Leelanau County sees influx of seasonal residents seeking shelter from COVID-19

Apr 6, 2020

People are flooding into Leelanau County since COVID-19 hit Michigan last month, according to several local business owners.

Health departments in northern Michigan have asked those visiting to self-quarantine, and essential workers in the county are concerned about the increased foot traffic.


Fleeing danger downstate

Leland Mercantile is busier than usual for this time of year, according to employee Sarah Allis.

Sarah Allis works at Leland Mercantile in Leland. She's seen an influx of people up north.
Credit Noelle Riley / Interlochen Public Radio

“I’m just a little concerned with people coming up from really populated areas,” she says. “A lot of summer people that usually wouldn’t come up until after Easter or May and they’re coming up early to open their summer homes.”

Although Gov. Gretchen Whitmer asked Michigan residents to stay home, her executive order doesn't specifically say people can’t go to their second homes up north.

Local health departments have asked anyone traveling to the region to self-quarantine for 14 days. Allis hopes people follow those recommendations.

“We’re just doing the best we can. We’re not turning people away. I mean it’s good for our business. We’re doing a lot of curbside pickup,” she says.

Many grocers prefer curbside pickup over people coming into their stores right now. That includes Connie Frost, owner of Hansen Foods in Suttons Bay.

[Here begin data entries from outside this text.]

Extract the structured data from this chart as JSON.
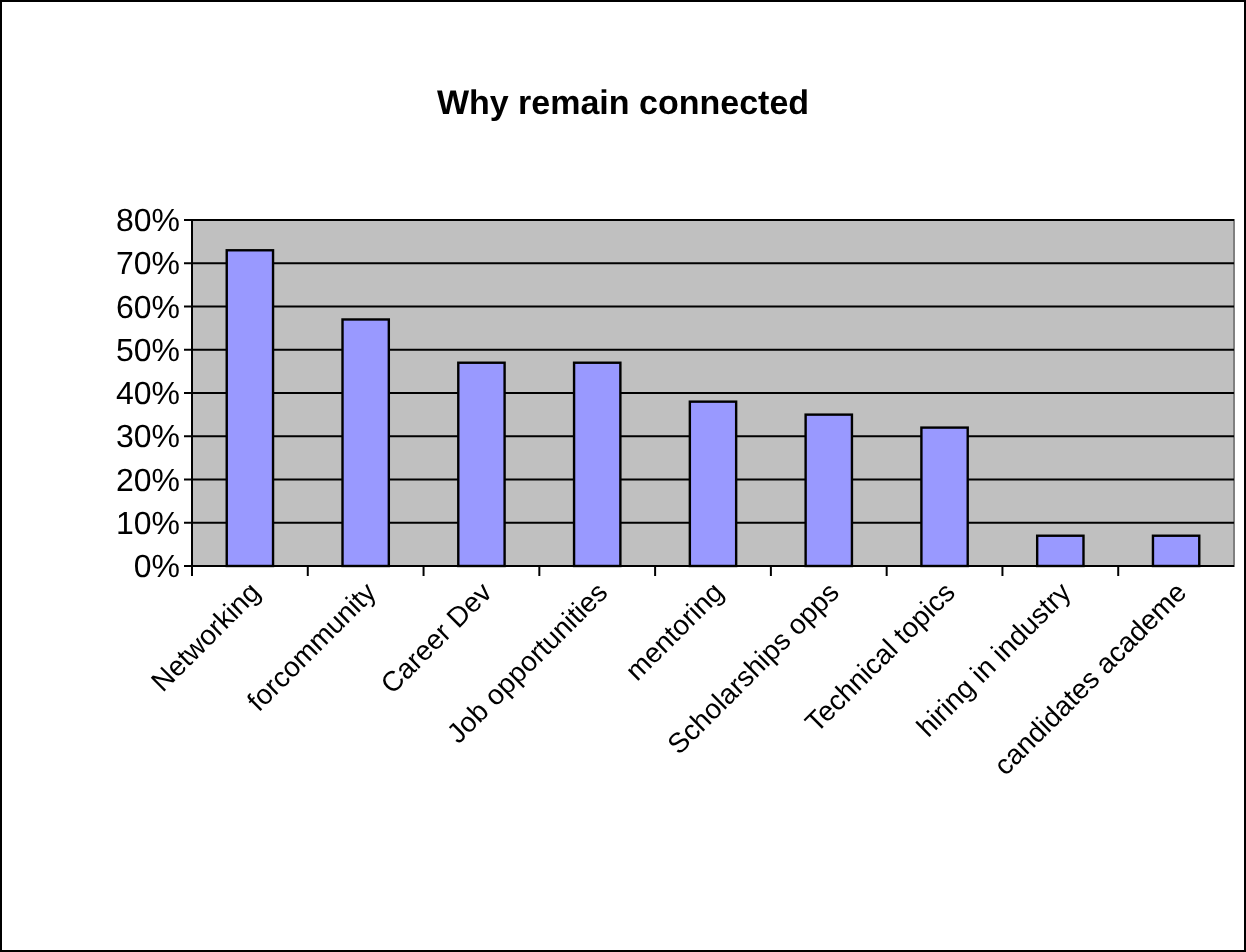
{
  "chart_data": {
    "type": "bar",
    "title": "Why remain connected",
    "categories": [
      "Networking",
      "forcommunity",
      "Career Dev",
      "Job opportunities",
      "mentoring",
      "Scholarships opps",
      "Technical topics",
      "hiring in industry",
      "candidates academe"
    ],
    "values": [
      73,
      57,
      47,
      47,
      38,
      35,
      32,
      7,
      7
    ],
    "color": "#9999ff",
    "ylim": [
      0,
      80
    ],
    "yticks": [
      {
        "value": 0,
        "label": "0%"
      },
      {
        "value": 10,
        "label": "10%"
      },
      {
        "value": 20,
        "label": "20%"
      },
      {
        "value": 30,
        "label": "30%"
      },
      {
        "value": 40,
        "label": "40%"
      },
      {
        "value": 50,
        "label": "50%"
      },
      {
        "value": 60,
        "label": "60%"
      },
      {
        "value": 70,
        "label": "70%"
      },
      {
        "value": 80,
        "label": "80%"
      }
    ],
    "grid": "y"
  }
}
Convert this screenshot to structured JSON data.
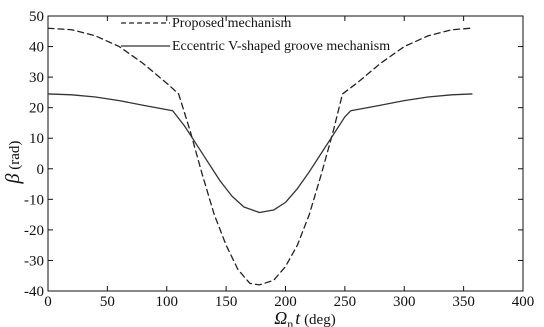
{
  "chart_data": {
    "type": "line",
    "title": "",
    "xlabel": {
      "symbol": "Ω",
      "subscript": "n",
      "var": "t",
      "unit": " (deg)"
    },
    "ylabel": {
      "symbol": "β",
      "unit": " (rad)"
    },
    "xlim": [
      0,
      400
    ],
    "ylim": [
      -40,
      50
    ],
    "xticks": [
      0,
      50,
      100,
      150,
      200,
      250,
      300,
      350,
      400
    ],
    "yticks": [
      50,
      40,
      30,
      20,
      10,
      0,
      -10,
      -20,
      -30,
      -40
    ],
    "grid": false,
    "legend_position": "top-center",
    "series": [
      {
        "name": "Proposed mechanism",
        "style": "dashed",
        "color": "#222222",
        "points": [
          [
            0,
            46
          ],
          [
            20,
            45.5
          ],
          [
            40,
            43.5
          ],
          [
            60,
            40
          ],
          [
            80,
            34.5
          ],
          [
            100,
            28
          ],
          [
            110,
            24.5
          ],
          [
            120,
            12
          ],
          [
            130,
            -2
          ],
          [
            140,
            -15
          ],
          [
            150,
            -25
          ],
          [
            160,
            -33
          ],
          [
            170,
            -37.5
          ],
          [
            178,
            -38
          ],
          [
            190,
            -36.5
          ],
          [
            200,
            -32
          ],
          [
            210,
            -25
          ],
          [
            220,
            -15
          ],
          [
            230,
            -2
          ],
          [
            240,
            12
          ],
          [
            248,
            24.5
          ],
          [
            260,
            28
          ],
          [
            280,
            34.5
          ],
          [
            300,
            40
          ],
          [
            320,
            43.5
          ],
          [
            340,
            45.5
          ],
          [
            356,
            46
          ]
        ]
      },
      {
        "name": "Eccentric V-shaped groove mechanism",
        "style": "solid",
        "color": "#333333",
        "points": [
          [
            0,
            24.5
          ],
          [
            20,
            24.2
          ],
          [
            40,
            23.5
          ],
          [
            60,
            22.3
          ],
          [
            80,
            20.8
          ],
          [
            105,
            19
          ],
          [
            115,
            14
          ],
          [
            125,
            8
          ],
          [
            135,
            2
          ],
          [
            145,
            -4
          ],
          [
            155,
            -9
          ],
          [
            165,
            -12.5
          ],
          [
            178,
            -14.3
          ],
          [
            190,
            -13.5
          ],
          [
            200,
            -11
          ],
          [
            210,
            -6.5
          ],
          [
            220,
            -1
          ],
          [
            230,
            5
          ],
          [
            240,
            11
          ],
          [
            250,
            17
          ],
          [
            255,
            19
          ],
          [
            280,
            20.8
          ],
          [
            300,
            22.3
          ],
          [
            320,
            23.5
          ],
          [
            340,
            24.2
          ],
          [
            357,
            24.5
          ]
        ]
      }
    ]
  }
}
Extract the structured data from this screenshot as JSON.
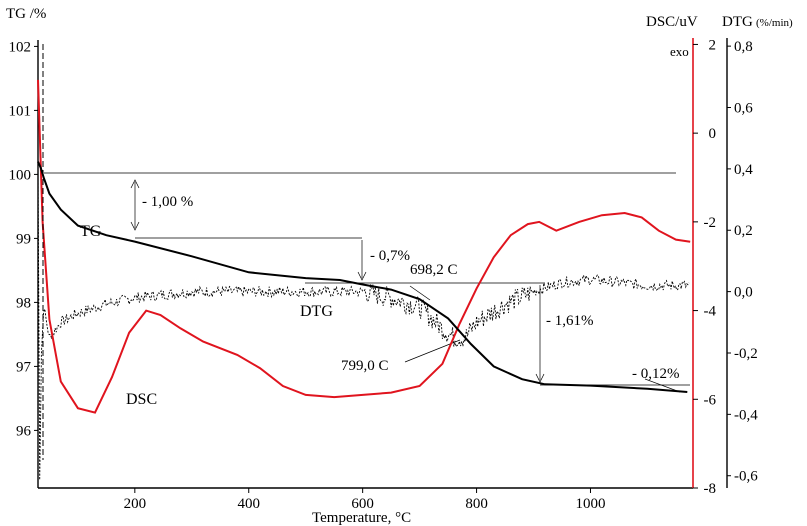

Visitors aren't trying to hide why they came up north, she says.

“Most of them are very verbal about letting us know they feel safer here, just by the numbers,” says Frost.

Increased risk to residents

The visitors might feel safer, but they bring an increased risk for year-round residents, according to health officials.

Michelle Klein is the Director of Personal Health at the Benzie-Leelanau District Health Department.

She’s worried the positive cases of coronavirus could spike in the region if people aren’t more cautious.

“As more and more people are coming up to this area, our health care system doesn’t have the capability to manage large, large, large numbers of people,” says Klein. “And so there is a fear that if too many people come up to the area, especially if they come up and develop symptoms and then become ill, then our health care system up here may become overwhelmed.”

Workers at Deeps Corner store in Northport have also seen an increase in foot traffic up north.
Credit Noelle Riley / Interlochen Public Radio

Cottage owners aren't asking

IPR reached out to one downstate health department — Washtenaw County — to see whether they’re telling residents not to travel up north.

It’s the sixth most populous county in the state — home to the city of Ann Arbor.

The Washtenaw County Health Department has been asked a lot of questions about COVID-19, according to Communications and Health Promotions Administrator Susan Ringler-Cerniglia.

However, she says nobody's called to ask whether they should go to their 'up north' cottage, so her agency hasn't given any specific guidance on it.

A fragile community

As of Monday evening, only three Leelanau County residents have tested positive for COVID-19, accoding to the health department.

Rebecca Roman is worried. She works at Deeps Cornerstore in Northport, and says their community is fragile.

“We’re so small that if one person gets sick in this area, then almost the whole town is going to get sick,” says Roman.